4) Compression (Low speed compression - LSC )
Low speed compression is getting into the world of fine-tuning. Many suspension systems do not have the ability to adjust low-speed compression (LSC), but for those that do, adjusting LSC can allow us to refine the characteristics of the spring, rebound and volume settings. LSC adjustment will allow you to dial in or dial out how much pedalling induced movement is transferred into the suspension, and also how much sensitivity the suspension provides on general trail undulations. It's used as an adjustment to refine the air spring pressure. For example, there's no point using all or more of a suspension's range of LSC adjustment if the spring rate is too soft. In that case, most suspension systems would provide a better performance outcome with a slightly higher spring rate (ie, more air, or a heavier coil spring), and less LSC damping. Additional LSC damping can also help hold a fork up higher, especially during hard or aggressive front-braking.
5) Compression (High speed compression - HSC )
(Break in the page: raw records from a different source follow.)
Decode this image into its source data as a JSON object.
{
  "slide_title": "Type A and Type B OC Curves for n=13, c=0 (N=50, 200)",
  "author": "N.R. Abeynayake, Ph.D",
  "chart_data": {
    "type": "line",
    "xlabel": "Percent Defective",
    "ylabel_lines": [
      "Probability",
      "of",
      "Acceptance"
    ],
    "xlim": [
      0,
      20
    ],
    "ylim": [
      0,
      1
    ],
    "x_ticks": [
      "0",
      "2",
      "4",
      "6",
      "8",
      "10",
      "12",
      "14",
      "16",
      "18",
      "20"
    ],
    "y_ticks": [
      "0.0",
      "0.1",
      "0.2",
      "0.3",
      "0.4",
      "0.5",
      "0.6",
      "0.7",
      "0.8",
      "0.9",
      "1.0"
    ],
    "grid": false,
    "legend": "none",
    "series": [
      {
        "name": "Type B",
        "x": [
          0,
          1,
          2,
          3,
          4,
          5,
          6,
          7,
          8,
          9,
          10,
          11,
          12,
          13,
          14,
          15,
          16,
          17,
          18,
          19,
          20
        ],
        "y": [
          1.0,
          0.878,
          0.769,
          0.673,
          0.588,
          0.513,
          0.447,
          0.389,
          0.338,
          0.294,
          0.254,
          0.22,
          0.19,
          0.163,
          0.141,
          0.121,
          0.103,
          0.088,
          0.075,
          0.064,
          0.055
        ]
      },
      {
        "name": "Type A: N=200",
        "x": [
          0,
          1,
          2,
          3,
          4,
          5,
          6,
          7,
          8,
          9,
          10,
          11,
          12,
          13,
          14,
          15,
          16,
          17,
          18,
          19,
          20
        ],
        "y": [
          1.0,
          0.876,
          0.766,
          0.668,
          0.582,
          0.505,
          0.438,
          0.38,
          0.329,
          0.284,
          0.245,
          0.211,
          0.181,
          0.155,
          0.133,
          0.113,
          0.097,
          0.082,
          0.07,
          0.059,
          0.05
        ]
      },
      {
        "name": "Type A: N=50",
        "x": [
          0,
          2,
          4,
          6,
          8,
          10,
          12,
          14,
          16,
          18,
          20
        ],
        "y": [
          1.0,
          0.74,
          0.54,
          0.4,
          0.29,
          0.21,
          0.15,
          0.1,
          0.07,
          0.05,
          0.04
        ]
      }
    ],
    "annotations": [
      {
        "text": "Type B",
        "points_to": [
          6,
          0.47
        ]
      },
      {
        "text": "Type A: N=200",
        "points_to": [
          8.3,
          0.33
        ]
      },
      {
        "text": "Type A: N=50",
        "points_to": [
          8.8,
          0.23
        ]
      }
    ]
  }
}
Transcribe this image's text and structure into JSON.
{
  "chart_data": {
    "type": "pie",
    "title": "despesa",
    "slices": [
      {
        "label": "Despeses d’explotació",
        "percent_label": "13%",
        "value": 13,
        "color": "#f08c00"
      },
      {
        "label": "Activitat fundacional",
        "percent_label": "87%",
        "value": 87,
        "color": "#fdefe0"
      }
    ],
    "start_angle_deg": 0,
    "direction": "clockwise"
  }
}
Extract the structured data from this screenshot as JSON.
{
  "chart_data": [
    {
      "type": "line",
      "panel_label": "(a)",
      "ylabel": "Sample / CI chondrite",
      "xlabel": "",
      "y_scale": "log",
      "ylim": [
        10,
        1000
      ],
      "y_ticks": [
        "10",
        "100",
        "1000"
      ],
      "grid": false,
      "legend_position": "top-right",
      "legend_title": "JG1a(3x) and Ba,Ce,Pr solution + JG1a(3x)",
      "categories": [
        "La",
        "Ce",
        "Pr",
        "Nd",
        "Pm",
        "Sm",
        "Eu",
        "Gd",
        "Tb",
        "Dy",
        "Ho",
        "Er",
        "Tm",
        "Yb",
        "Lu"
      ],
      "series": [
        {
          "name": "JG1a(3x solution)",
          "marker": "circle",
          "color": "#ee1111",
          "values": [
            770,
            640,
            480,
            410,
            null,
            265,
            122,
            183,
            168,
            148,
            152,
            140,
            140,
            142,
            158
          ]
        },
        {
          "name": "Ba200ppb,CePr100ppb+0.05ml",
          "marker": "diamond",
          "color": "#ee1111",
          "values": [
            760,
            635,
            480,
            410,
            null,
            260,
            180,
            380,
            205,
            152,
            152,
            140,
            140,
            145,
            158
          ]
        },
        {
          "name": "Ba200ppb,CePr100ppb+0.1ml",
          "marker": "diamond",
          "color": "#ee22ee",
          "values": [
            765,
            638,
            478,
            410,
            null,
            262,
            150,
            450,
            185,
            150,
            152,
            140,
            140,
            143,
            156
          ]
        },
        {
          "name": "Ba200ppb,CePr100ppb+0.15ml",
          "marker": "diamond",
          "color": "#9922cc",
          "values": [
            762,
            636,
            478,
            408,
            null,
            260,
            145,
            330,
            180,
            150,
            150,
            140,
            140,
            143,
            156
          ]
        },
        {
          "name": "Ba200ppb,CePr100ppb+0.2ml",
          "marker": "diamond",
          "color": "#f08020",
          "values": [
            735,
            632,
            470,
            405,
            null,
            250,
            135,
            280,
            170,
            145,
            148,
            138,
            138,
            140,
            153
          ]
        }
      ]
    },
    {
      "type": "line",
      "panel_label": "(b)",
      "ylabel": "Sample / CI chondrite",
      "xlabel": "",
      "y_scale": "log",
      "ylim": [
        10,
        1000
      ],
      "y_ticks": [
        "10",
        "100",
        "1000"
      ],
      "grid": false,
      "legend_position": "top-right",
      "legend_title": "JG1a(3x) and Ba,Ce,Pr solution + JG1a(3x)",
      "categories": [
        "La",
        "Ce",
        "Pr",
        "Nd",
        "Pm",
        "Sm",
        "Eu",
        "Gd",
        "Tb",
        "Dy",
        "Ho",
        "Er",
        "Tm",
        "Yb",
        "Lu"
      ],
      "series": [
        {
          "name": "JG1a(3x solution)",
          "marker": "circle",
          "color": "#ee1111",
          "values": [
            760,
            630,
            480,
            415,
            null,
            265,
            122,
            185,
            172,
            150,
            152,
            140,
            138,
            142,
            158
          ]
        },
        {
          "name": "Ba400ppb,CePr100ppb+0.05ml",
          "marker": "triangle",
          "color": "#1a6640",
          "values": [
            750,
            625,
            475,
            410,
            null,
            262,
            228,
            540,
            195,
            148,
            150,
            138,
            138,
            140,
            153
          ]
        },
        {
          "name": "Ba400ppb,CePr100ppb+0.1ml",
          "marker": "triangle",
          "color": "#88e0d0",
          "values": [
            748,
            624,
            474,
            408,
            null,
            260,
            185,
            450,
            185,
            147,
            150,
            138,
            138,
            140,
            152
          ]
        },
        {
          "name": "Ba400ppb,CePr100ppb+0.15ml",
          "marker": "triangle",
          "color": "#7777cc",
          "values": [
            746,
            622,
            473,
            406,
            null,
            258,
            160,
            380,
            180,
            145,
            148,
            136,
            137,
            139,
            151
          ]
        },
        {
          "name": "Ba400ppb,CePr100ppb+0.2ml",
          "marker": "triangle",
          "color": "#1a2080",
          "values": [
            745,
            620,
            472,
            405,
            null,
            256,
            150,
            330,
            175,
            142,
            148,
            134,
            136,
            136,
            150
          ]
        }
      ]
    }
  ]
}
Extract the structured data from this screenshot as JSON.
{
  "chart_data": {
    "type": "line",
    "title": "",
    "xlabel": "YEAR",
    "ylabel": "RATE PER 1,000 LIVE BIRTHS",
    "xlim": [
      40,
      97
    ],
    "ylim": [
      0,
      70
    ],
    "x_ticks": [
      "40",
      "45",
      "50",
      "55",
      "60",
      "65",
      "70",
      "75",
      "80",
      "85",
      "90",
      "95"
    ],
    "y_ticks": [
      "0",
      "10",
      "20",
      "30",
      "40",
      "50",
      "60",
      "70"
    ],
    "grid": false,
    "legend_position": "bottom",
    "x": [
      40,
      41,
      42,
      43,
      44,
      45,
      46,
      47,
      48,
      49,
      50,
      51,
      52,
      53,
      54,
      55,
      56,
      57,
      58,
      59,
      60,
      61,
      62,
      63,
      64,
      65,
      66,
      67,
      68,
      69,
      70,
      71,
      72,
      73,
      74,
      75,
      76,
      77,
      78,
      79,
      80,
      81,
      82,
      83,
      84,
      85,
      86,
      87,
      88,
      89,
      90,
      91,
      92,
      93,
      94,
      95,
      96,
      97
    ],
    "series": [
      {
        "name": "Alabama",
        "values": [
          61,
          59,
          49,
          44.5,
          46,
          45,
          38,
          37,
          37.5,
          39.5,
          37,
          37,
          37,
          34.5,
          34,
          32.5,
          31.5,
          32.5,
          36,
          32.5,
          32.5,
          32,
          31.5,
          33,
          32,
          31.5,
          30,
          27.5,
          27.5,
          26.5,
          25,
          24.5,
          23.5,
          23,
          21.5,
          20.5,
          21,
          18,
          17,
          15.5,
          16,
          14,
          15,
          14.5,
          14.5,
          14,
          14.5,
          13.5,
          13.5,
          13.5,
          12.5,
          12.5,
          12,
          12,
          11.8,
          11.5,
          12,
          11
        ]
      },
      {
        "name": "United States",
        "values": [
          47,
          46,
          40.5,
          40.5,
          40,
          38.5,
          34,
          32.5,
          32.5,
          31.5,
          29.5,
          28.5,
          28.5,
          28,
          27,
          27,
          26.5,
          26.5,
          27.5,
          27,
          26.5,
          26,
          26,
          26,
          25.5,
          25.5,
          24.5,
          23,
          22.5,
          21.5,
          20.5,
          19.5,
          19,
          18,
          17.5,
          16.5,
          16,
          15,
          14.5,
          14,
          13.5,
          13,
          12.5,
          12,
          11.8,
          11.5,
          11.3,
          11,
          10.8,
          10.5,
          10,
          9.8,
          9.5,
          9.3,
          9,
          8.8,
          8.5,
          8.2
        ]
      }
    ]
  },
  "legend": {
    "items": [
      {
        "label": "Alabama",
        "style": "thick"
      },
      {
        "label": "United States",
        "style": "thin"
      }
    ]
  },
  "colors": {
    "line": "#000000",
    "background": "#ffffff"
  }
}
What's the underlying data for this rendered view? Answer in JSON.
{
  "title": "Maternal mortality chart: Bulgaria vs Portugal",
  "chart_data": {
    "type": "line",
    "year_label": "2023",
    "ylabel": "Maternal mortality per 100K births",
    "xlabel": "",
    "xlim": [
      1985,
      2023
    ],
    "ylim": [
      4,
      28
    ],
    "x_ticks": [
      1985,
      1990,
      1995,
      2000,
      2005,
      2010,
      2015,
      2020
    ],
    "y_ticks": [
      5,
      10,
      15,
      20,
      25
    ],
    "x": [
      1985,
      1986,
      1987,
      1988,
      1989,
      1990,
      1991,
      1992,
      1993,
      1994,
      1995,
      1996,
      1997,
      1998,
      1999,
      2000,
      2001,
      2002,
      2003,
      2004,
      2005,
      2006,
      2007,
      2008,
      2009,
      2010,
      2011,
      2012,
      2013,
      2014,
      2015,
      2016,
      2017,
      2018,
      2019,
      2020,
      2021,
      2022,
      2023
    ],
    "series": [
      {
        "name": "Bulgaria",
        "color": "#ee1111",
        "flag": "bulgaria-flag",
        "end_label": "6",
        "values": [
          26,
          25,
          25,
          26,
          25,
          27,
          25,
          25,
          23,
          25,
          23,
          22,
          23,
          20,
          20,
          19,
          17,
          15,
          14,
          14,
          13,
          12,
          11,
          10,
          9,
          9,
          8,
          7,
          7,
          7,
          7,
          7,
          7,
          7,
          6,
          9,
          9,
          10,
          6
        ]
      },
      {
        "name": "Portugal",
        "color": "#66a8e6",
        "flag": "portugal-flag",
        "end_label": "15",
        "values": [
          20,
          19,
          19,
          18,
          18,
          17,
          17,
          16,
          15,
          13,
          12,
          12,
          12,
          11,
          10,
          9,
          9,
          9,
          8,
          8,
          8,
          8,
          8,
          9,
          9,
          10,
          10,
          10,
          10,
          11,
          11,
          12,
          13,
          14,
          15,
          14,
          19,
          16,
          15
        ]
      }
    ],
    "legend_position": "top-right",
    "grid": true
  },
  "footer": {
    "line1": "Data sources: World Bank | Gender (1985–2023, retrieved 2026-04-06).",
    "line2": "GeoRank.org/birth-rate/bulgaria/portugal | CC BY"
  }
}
High speed compression is generally only found on the higher end suspension items, like Fox's GRIP2 damper or the Rockshox Charger RC2 series for example. High speed compression controls the rate of compression that is applied through the suspension damper during a heavy hard hit, or a square edge type of impact. Having the ability to adjust HSC is a refinement that allows for a more supported feeling during those harder hits. Whilst more aggressive riders, downhill and enduro racers will see a degree of benefit to having the ability to refine HSC, in very general terms, the average rider amongst us can certainly live without it.
6) Rebound (High speed rebound - HSR).
High speed rebound is generally only found on the higher end suspension items, like Fox's GRIP2 damper, and X2 shocks for example. High speed rebound controls the rate of rebound that is applied through the suspension damper after a heavy hard hit, or a square edge type of impact. Having the ability to adjust HSR is a refinement that allows for a more supported feeling following those harder hits and without getting bucked upon hard landings. Whilst more aggressive riders, downhill and enduro racers will see a degree of benefit to having the ability to refine HSR, in very general terms and to repeat the above, the average rider amongst us can certainly live without it.